Tudo o que vimos nas últimas e estamos vendo nesta de 2018 sugere, ao contrário, que a influência da propaganda eleitoral propriamente dita (ou da manipulação de noticiário e programação para favorecer ou prejudicar candidatos) diminui a passos largos.
A mexida nas regras do jogo feita em 2017 só acelerou o processo. Com o encurtamento da campanha e a diminuição do horário gratuito, brigar por alguns segundos é perder tempo no enfrentamento do verdadeiro desafio: criar novos modos de comunicação com os eleitores, a maioria com identidades políticas consolidadas e vacinada contra a “marquetagem”.
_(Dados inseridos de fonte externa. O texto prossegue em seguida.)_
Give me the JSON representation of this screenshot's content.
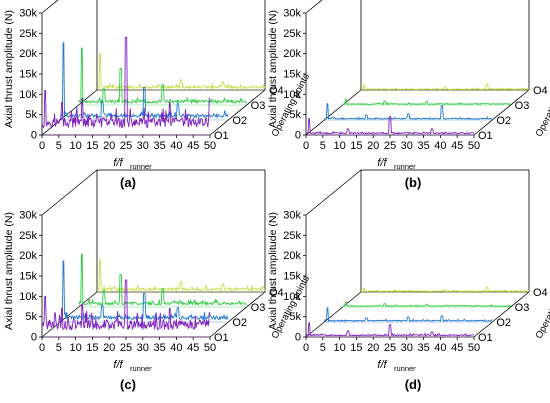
{
  "chart_data": [
    {
      "type": "line",
      "panel_label": "(a)",
      "ylabel": "Axial thrust amplitude (N)",
      "xlabel_main": "f/f",
      "xlabel_sub": "runner",
      "zlabel": "Operating points",
      "ylim": [
        0,
        30000
      ],
      "xlim": [
        0,
        50
      ],
      "xticks": [
        0,
        5,
        10,
        15,
        20,
        25,
        30,
        35,
        40,
        45,
        50
      ],
      "yticks": [
        0,
        5000,
        10000,
        15000,
        20000,
        25000,
        30000
      ],
      "ytick_labels": [
        "0",
        "5k",
        "10k",
        "15k",
        "20k",
        "25k",
        "30k"
      ],
      "z_categories": [
        "O1",
        "O2",
        "O3",
        "O4"
      ],
      "series": [
        {
          "name": "O1",
          "color": "#7f1fbf",
          "floor": 1800,
          "noise": 2500,
          "peaks": [
            {
              "x": 1,
              "y": 11000
            },
            {
              "x": 6,
              "y": 8000
            },
            {
              "x": 12,
              "y": 9000
            },
            {
              "x": 25,
              "y": 24000
            },
            {
              "x": 38,
              "y": 8000
            },
            {
              "x": 50,
              "y": 9000
            }
          ]
        },
        {
          "name": "O2",
          "color": "#1f77d0",
          "floor": 600,
          "noise": 900,
          "peaks": [
            {
              "x": 1,
              "y": 19000
            },
            {
              "x": 12.5,
              "y": 4500
            },
            {
              "x": 25,
              "y": 8000
            },
            {
              "x": 35,
              "y": 4000
            }
          ]
        },
        {
          "name": "O3",
          "color": "#2ecc40",
          "floor": 500,
          "noise": 700,
          "peaks": [
            {
              "x": 1,
              "y": 14000
            },
            {
              "x": 7.5,
              "y": 4000
            },
            {
              "x": 12.5,
              "y": 9000
            },
            {
              "x": 25,
              "y": 5000
            }
          ]
        },
        {
          "name": "O4",
          "color": "#c8dc46",
          "floor": 400,
          "noise": 600,
          "peaks": [
            {
              "x": 1,
              "y": 9000
            },
            {
              "x": 25,
              "y": 2500
            },
            {
              "x": 37.5,
              "y": 2000
            }
          ]
        }
      ]
    },
    {
      "type": "line",
      "panel_label": "(b)",
      "ylabel": "Axial thrust amplitude (N)",
      "xlabel_main": "f/f",
      "xlabel_sub": "runner",
      "zlabel": "Operating points",
      "ylim": [
        0,
        30000
      ],
      "xlim": [
        0,
        50
      ],
      "xticks": [
        0,
        5,
        10,
        15,
        20,
        25,
        30,
        35,
        40,
        45,
        50
      ],
      "yticks": [
        0,
        5000,
        10000,
        15000,
        20000,
        25000,
        30000
      ],
      "ytick_labels": [
        "0",
        "5k",
        "10k",
        "15k",
        "20k",
        "25k",
        "30k"
      ],
      "z_categories": [
        "O1",
        "O2",
        "O3",
        "O4"
      ],
      "series": [
        {
          "name": "O1",
          "color": "#7f1fbf",
          "floor": 300,
          "noise": 300,
          "peaks": [
            {
              "x": 1,
              "y": 4000
            },
            {
              "x": 12.5,
              "y": 1500
            },
            {
              "x": 25,
              "y": 4500
            },
            {
              "x": 37.5,
              "y": 1500
            }
          ]
        },
        {
          "name": "O2",
          "color": "#1f77d0",
          "floor": 200,
          "noise": 250,
          "peaks": [
            {
              "x": 1,
              "y": 4000
            },
            {
              "x": 12.5,
              "y": 1200
            },
            {
              "x": 25,
              "y": 1500
            },
            {
              "x": 35,
              "y": 3500
            }
          ]
        },
        {
          "name": "O3",
          "color": "#2ecc40",
          "floor": 150,
          "noise": 200,
          "peaks": [
            {
              "x": 1,
              "y": 1500
            },
            {
              "x": 12.5,
              "y": 1000
            },
            {
              "x": 25,
              "y": 900
            }
          ]
        },
        {
          "name": "O4",
          "color": "#c8dc46",
          "floor": 100,
          "noise": 200,
          "peaks": [
            {
              "x": 1,
              "y": 1200
            },
            {
              "x": 25,
              "y": 800
            },
            {
              "x": 37.5,
              "y": 1500
            }
          ]
        }
      ]
    },
    {
      "type": "line",
      "panel_label": "(c)",
      "ylabel": "Axial thrust amplitude (N)",
      "xlabel_main": "f/f",
      "xlabel_sub": "runner",
      "zlabel": "Operating points",
      "ylim": [
        0,
        30000
      ],
      "xlim": [
        0,
        50
      ],
      "xticks": [
        0,
        5,
        10,
        15,
        20,
        25,
        30,
        35,
        40,
        45,
        50
      ],
      "yticks": [
        0,
        5000,
        10000,
        15000,
        20000,
        25000,
        30000
      ],
      "ytick_labels": [
        "0",
        "5k",
        "10k",
        "15k",
        "20k",
        "25k",
        "30k"
      ],
      "z_categories": [
        "O1",
        "O2",
        "O3",
        "O4"
      ],
      "series": [
        {
          "name": "O1",
          "color": "#7f1fbf",
          "floor": 1800,
          "noise": 2500,
          "peaks": [
            {
              "x": 1,
              "y": 10000
            },
            {
              "x": 6,
              "y": 7000
            },
            {
              "x": 12,
              "y": 8000
            },
            {
              "x": 25,
              "y": 14000
            },
            {
              "x": 38,
              "y": 7000
            },
            {
              "x": 50,
              "y": 6000
            }
          ]
        },
        {
          "name": "O2",
          "color": "#1f77d0",
          "floor": 600,
          "noise": 900,
          "peaks": [
            {
              "x": 1,
              "y": 15000
            },
            {
              "x": 12.5,
              "y": 4000
            },
            {
              "x": 25,
              "y": 7000
            },
            {
              "x": 35,
              "y": 3500
            }
          ]
        },
        {
          "name": "O3",
          "color": "#2ecc40",
          "floor": 500,
          "noise": 700,
          "peaks": [
            {
              "x": 1,
              "y": 13000
            },
            {
              "x": 7.5,
              "y": 4000
            },
            {
              "x": 12.5,
              "y": 8000
            },
            {
              "x": 25,
              "y": 4500
            }
          ]
        },
        {
          "name": "O4",
          "color": "#c8dc46",
          "floor": 400,
          "noise": 600,
          "peaks": [
            {
              "x": 1,
              "y": 8000
            },
            {
              "x": 25,
              "y": 2500
            },
            {
              "x": 37.5,
              "y": 2000
            }
          ]
        }
      ]
    },
    {
      "type": "line",
      "panel_label": "(d)",
      "ylabel": "Axial thrust amplitude (N)",
      "xlabel_main": "f/f",
      "xlabel_sub": "runner",
      "zlabel": "Operating points",
      "ylim": [
        0,
        30000
      ],
      "xlim": [
        0,
        50
      ],
      "xticks": [
        0,
        5,
        10,
        15,
        20,
        25,
        30,
        35,
        40,
        45,
        50
      ],
      "yticks": [
        0,
        5000,
        10000,
        15000,
        20000,
        25000,
        30000
      ],
      "ytick_labels": [
        "0",
        "5k",
        "10k",
        "15k",
        "20k",
        "25k",
        "30k"
      ],
      "z_categories": [
        "O1",
        "O2",
        "O3",
        "O4"
      ],
      "series": [
        {
          "name": "O1",
          "color": "#7f1fbf",
          "floor": 300,
          "noise": 300,
          "peaks": [
            {
              "x": 1,
              "y": 3500
            },
            {
              "x": 12.5,
              "y": 1500
            },
            {
              "x": 25,
              "y": 3000
            },
            {
              "x": 37.5,
              "y": 1200
            }
          ]
        },
        {
          "name": "O2",
          "color": "#1f77d0",
          "floor": 200,
          "noise": 250,
          "peaks": [
            {
              "x": 1,
              "y": 3500
            },
            {
              "x": 12.5,
              "y": 1000
            },
            {
              "x": 25,
              "y": 1200
            },
            {
              "x": 35,
              "y": 1500
            }
          ]
        },
        {
          "name": "O3",
          "color": "#2ecc40",
          "floor": 150,
          "noise": 200,
          "peaks": [
            {
              "x": 1,
              "y": 1200
            },
            {
              "x": 12.5,
              "y": 800
            },
            {
              "x": 25,
              "y": 700
            }
          ]
        },
        {
          "name": "O4",
          "color": "#c8dc46",
          "floor": 100,
          "noise": 200,
          "peaks": [
            {
              "x": 1,
              "y": 900
            },
            {
              "x": 25,
              "y": 600
            },
            {
              "x": 37.5,
              "y": 1200
            }
          ]
        }
      ]
    }
  ]
}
Subjacente a esses equívocos está a suposição de que o problema de Alckmin, a inanição de sua candidatura, é de oferta, algo que se resolveria à medida que se tornasse mais conhecido. Dá-se o caso que não é. Nas pesquisas, o que se vê é que, entre quem diz conhecê-lo “bem” ou “mais ou menos”, o ex-governador paulista não chega a 10% das intenções de voto, atrás de Bolsonaro, Marina e Ciro, em lista sem Lula. Com Lula, permanece no mesmo quinto lugar que ocupa no conjunto do eleitorado.
A questão é de procura: Alckmin está mal nas pesquisas porque os eleitores não estão motivados por sua candidatura. Provavelmente, por razões conhecidas, entre elas a derrocada do PSDB iniciada no dia seguinte à eleição de 2014, confirmada por seu papel no golpe contra Dilma Rousseff e no apoio a Michel Temer e completada nos escândalos a envolver suas lideranças.
Se a vitória de Alckmin nas articulações recentes é duvidosa, também as derrotas de Ciro, Bolsonaro e Marina são questionáveis. É possível que os três possam assim se posicionar de maneira mais clara nos nichos do eleitorado propensos a apoiá-los, sem a incômoda companhia da turma do Centrão. Pelo modo como são percebidos pela população, essa perda talvez os fortaleça em nitidez e atratividade.
Cômicos, como sempre, foram os comentários acerca do “isolamento” do PT a esta altura das negociações interpartidárias. É claro que é bom para ele e para qualquer partido estar aliado a outros com densidade eleitoral e respeitabilidade. Mas, se há uma sigla que pode dispensar a convivência com ajuntamentos políticos como os que estão no mercado à cata de “arranjos”, é o PT.